Born near Keiv, Ukraine on February 23 or 26, 1878 or 1879, depending on who you talk to, Kazimir (Kasimir) Malevich was a Russian painter, printmaker, decorative artist and writer. Though relatively forgotten until recently, Malevich is now recognized as a pioneer of geometric abstract art, an originator of the Avant-garde Suprematist movement, and one of the major artists of the 20th century.
Malevich began painting at age 12 and studied at the Kiev School of Art from 1895-96. He grew up in the Ukraine until the family moved to Kursk, Russia in 1896 where he and his father worked for the railway company. In 1903, Malevich studied at the Moscow School of Painting, Sculpture and Architecture. In 1904, he studied a the Stroganov School in Moscow and privately with painter Ivan Rerberg.
At the beginning of his career, Malevich experimented with various Modernist styles and participated in avant-garde exhibitions, including the Moscow Artists’ Association alongside Vasily Kandinsky and Mikhail Larionov, and the Jack of Diamonds exhibition of 1910 in Moscow.
In 1915, Malevich published his manifesto “From Cubism to Suprematism” and laid out the foundations of the Suprematist movement which focused on fundamental geometric forms, in particular the square and circle. In 1916-1917, he participated in exhibitions of the “Jack of Diamonds” group in Moscow with other Suprematist artists including Nathan Altman, David Burliuk and A. Ekster.
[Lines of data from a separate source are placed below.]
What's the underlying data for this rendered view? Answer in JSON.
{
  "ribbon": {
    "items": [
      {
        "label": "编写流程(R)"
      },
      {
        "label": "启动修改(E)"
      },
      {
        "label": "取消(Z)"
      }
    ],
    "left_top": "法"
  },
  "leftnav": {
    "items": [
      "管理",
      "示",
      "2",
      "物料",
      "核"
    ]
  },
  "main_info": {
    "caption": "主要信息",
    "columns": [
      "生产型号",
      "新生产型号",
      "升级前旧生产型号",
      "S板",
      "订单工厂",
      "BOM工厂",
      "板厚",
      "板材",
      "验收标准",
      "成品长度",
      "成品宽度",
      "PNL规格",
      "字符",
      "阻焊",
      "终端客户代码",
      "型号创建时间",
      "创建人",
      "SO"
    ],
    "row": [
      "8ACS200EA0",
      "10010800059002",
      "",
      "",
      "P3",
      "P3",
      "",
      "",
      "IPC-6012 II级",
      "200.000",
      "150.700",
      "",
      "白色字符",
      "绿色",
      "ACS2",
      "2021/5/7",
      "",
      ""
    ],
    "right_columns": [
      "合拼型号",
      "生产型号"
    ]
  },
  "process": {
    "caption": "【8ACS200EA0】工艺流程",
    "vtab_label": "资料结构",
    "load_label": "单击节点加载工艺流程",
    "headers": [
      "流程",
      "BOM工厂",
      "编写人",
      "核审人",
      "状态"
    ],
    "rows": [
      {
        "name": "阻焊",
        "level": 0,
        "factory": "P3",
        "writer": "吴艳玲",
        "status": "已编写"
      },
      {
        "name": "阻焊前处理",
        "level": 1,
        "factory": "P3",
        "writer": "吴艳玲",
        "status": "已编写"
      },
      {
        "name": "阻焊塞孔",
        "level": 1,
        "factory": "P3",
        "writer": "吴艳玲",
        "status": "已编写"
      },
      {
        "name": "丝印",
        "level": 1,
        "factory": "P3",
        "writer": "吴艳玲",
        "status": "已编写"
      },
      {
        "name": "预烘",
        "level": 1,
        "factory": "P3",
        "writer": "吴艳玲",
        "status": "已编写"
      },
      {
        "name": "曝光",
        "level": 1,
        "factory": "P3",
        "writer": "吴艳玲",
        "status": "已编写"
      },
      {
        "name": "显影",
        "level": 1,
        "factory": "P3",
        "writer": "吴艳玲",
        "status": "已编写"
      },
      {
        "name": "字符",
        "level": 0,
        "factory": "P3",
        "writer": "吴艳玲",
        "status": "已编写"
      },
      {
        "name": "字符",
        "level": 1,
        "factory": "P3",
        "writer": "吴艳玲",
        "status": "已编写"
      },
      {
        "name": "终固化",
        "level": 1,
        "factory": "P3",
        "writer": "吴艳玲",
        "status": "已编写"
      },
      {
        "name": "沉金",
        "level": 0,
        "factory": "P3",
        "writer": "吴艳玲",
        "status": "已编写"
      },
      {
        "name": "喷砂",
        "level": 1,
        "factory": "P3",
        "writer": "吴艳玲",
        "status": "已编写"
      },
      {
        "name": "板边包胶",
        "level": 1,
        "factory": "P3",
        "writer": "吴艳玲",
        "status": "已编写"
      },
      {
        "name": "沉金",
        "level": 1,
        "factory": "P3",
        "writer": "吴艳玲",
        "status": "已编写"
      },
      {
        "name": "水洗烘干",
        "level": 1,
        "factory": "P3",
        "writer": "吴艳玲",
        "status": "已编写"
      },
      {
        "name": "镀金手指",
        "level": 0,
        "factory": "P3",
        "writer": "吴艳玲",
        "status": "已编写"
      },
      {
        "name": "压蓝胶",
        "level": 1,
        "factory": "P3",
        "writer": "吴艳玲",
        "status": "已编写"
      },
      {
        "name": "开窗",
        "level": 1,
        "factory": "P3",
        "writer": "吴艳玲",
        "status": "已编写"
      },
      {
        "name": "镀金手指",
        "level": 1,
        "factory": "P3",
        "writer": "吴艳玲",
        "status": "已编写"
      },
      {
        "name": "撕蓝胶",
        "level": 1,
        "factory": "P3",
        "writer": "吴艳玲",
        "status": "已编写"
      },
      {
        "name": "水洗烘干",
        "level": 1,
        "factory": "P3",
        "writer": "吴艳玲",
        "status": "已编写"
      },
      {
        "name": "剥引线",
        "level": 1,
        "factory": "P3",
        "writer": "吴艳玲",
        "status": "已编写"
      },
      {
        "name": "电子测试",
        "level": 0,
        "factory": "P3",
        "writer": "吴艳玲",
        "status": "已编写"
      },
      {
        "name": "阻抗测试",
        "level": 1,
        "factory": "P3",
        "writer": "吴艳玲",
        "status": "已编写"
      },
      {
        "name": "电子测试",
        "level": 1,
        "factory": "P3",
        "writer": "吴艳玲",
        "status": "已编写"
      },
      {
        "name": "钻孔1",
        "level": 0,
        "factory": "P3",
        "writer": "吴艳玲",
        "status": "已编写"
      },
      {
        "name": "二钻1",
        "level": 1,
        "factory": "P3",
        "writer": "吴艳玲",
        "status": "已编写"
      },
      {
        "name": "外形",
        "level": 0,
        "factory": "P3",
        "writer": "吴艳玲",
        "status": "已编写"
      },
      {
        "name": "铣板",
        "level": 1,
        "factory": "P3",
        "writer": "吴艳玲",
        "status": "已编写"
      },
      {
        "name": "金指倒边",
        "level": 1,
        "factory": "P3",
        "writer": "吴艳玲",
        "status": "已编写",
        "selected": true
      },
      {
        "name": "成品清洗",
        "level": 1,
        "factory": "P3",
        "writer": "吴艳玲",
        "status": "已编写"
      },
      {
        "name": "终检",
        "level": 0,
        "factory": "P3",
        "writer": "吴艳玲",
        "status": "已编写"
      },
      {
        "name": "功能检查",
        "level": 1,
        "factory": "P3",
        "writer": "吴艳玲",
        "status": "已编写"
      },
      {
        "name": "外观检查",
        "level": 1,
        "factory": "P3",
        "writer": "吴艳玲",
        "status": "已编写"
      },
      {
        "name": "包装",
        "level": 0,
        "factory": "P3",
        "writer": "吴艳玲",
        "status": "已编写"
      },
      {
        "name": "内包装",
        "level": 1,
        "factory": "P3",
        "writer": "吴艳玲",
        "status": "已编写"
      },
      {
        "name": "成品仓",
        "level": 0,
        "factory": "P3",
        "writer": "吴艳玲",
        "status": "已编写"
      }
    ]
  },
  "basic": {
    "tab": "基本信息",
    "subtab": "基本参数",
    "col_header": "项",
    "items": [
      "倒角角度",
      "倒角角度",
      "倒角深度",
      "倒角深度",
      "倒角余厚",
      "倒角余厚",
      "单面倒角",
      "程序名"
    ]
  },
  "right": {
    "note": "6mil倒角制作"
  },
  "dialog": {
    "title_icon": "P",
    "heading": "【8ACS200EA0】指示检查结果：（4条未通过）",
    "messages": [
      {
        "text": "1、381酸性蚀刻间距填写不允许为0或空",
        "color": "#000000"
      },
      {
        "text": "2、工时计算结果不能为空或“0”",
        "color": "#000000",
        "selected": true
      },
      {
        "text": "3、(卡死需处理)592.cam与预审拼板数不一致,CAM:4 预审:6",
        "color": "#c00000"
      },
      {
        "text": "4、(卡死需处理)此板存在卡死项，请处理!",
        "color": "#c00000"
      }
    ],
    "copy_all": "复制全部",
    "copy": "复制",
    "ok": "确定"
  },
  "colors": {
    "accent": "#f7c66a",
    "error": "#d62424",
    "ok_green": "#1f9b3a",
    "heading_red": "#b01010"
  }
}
In 1919, Malevich joined the art school in Vitebsk (Viciebsk), directed by Marc Chagall. While there, he established a movement of his own called “Unovis” (Affirmers of New Art). The movement focused mainly on his ideas on Suprematism and produced a number of projects and publications that greatly influenced the avant-garde in Russia. After Chagall’s retirement in 1919/20, Malevich’s interest in theoretical and philosophical topics grew and he abandoned painting for several years, to concentrate on teaching and writing. He continued to develop his Suprematist ideas in his ‘architectural’ works, including cardboard models of Utopian towns.
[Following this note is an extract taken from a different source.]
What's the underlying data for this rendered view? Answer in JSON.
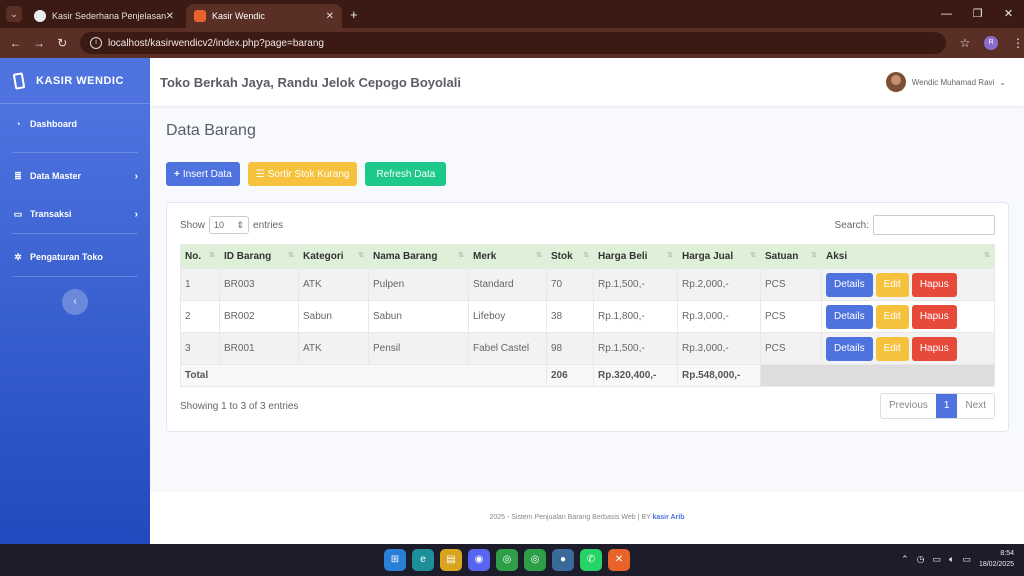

From 1922 to 1927, Malevich taught at the Institute of Artistic Culture in Petrograd, and between 1924 and 1926 he worked primarily on architectural models with his students. In 1927, he took up painting again and traveled with an exhibition of his work to Warsaw and Berlin. Malevich arranged to leave many of his paintings behind when he returned to the Soviet Union. “Malevich’s assumption that a shifting in the attitudes of the Soviet authorities towards the modernist art movement would take place after the death of Lenin and Trotsky’s fall from power, were proven correct when the Stalinist regime turned against forms of abstractism, considering them a type of “bourgeois” art, that could not express social realities. As a consequence, many of his works were confiscated and he was banned from creating and exhibiting similar art. Critics derided Malevich for reaching art by negating everything good and pure: love of life and love of nature. Malevich responded that art can advance and develop for art’s sake alone, regardless of its pleasure: art does not need us, and it never needed us since stars first shone in the sky.”
In 1934, Malevich became seriously ill with cancer. The artist planned his own funeral, designed his own coffin which was decorated with a black square and circle. Malevich died on May 15, 1935. His coffin was carried through the streets of Leningrad on a truck followed by many artists and friends. After his cremation in Moscow, the urn was placed in the fields near Nemchinovka.
Up until the late 1950’s, Malevich’s work was remembered only by a small group of artists and collectors in the Soviet Union and in Europe. Between 1956 and 1958, a large group of his paintings, originally shown in Berlin in 1927, were acquired by the Stedelijk Museum in Amsterdam. This led to renewed interest in his work. Since then, Malevich has been widely recognized as one of the major artists of the 20th century.